Damages in ICBC Injury Case


In making the above-noted award , Justice Jenkins said the following:


[22] Plaintiff’s counsel claims non-pecuniary damages in the range of $30,000 to $40,000. Authorities relied upon by counsel for the defendants point to a range of $5,000 to $11,000. The gap between the two sets of authorities is mainly explained by the duration of the pain and suffering experienced by the plaintiffs in each case.

[26]Considering all of the above findings and authorities, I find the plaintiff to be entitled to a total of $25,000 in non-pecuniary damages which includes $5,000 for diminishment of homemaking capacity. Homemaking was a very significant activity for Ms. Hussain before the accident and it is clear that she struggled at that activity for some time thereafter.

[27] The award of $5,000 for diminishment of homemaking capacity takes into consideration the recent comments of Madam Justice Kirkpatrick in O’Connell v. Yung, 2012 BCCA 57 [O’Connell]. In O’Connell, Kirkpatrick J.A. reiterated the distinction between awards for loss of homemaking capacity and awards for the cost of future care. At para. 67, Kirkpatrick J.A. characterized an award given to a plaintiff for loss of homemaking capacity in the following manner:


[67] … it is the loss of a capacity – an asset – that is compensated. Accordingly, because the award reflects the loss of a personal capacity, it is not dependent upon whether replacement housekeeping costs are actually incurred.

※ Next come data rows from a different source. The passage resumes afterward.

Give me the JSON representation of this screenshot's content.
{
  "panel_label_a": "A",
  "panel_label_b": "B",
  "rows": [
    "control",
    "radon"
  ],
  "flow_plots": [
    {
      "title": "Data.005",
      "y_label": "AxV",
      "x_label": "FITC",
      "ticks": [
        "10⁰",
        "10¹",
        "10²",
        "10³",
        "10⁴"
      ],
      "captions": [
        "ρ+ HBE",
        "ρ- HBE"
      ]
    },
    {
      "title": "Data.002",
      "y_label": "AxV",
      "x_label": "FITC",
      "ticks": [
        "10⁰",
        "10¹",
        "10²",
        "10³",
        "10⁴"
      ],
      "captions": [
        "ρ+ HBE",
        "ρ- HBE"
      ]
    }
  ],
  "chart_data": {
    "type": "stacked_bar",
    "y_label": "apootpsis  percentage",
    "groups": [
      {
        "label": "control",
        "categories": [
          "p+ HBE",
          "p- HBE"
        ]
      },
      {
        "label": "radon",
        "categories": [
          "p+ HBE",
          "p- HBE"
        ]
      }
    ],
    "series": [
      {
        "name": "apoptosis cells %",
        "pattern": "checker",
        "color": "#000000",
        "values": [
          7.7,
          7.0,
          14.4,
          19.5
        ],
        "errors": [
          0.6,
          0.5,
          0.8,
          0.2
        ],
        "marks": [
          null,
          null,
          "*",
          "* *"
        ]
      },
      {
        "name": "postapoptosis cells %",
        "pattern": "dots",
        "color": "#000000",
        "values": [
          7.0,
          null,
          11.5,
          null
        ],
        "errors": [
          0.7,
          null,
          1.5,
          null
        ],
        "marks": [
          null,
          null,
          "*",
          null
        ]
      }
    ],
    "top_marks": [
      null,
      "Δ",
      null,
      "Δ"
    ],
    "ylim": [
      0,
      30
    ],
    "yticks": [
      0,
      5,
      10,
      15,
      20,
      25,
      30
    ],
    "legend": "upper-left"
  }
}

[28] The Court in O’Connell distinguished awards for loss of homemaking capacity from awards for the cost of future care, stating at para. 67 that “[u]nlike loss of housekeeping capacity awards, damages for the cost of future care are directly related to the expenses that may reasonably be expected to be required”. Thus, the Court in O’Connell held at para. 68 that the trial judge erred in “concluding that future care costs are payable whether or not they may be incurred in the future.”

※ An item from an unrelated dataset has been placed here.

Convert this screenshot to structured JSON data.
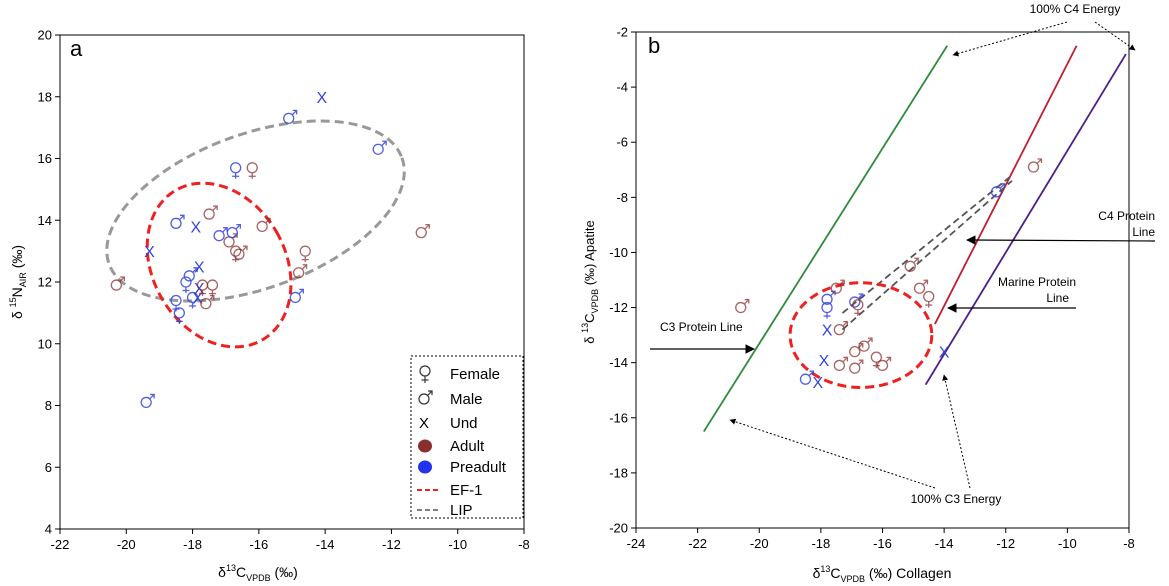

[29] The Court in O’Connell also considered the decisions in Kroeker v. Jansen (1995), 123 D.L.R. (4th) 652, 4 B.C.L.R. (3d) 178 (C.A.), and McTavish v. MacGillivray, 2000 BCCA 164, 74 B.C.L.R. (3d) 281 [McTavish]. The Court in O’Connell referred to the following statement of Huddart J.A. in McTavish:


[43] As I have noted, the majority in Kroeker quite clearly decided that a reasonable award for the loss of the capacity to do housework was appropriate whether that loss occurred before or after trial. It was, in my view, equally clear that it mattered not whether replacement services had been or would be hired.


[30] I find the above statement in McTavish to be of assistance in the case at bar, as the plaintiff’s difficulties pertaining to homemaking caused by the injuries she sustained in the accident occurred before trial.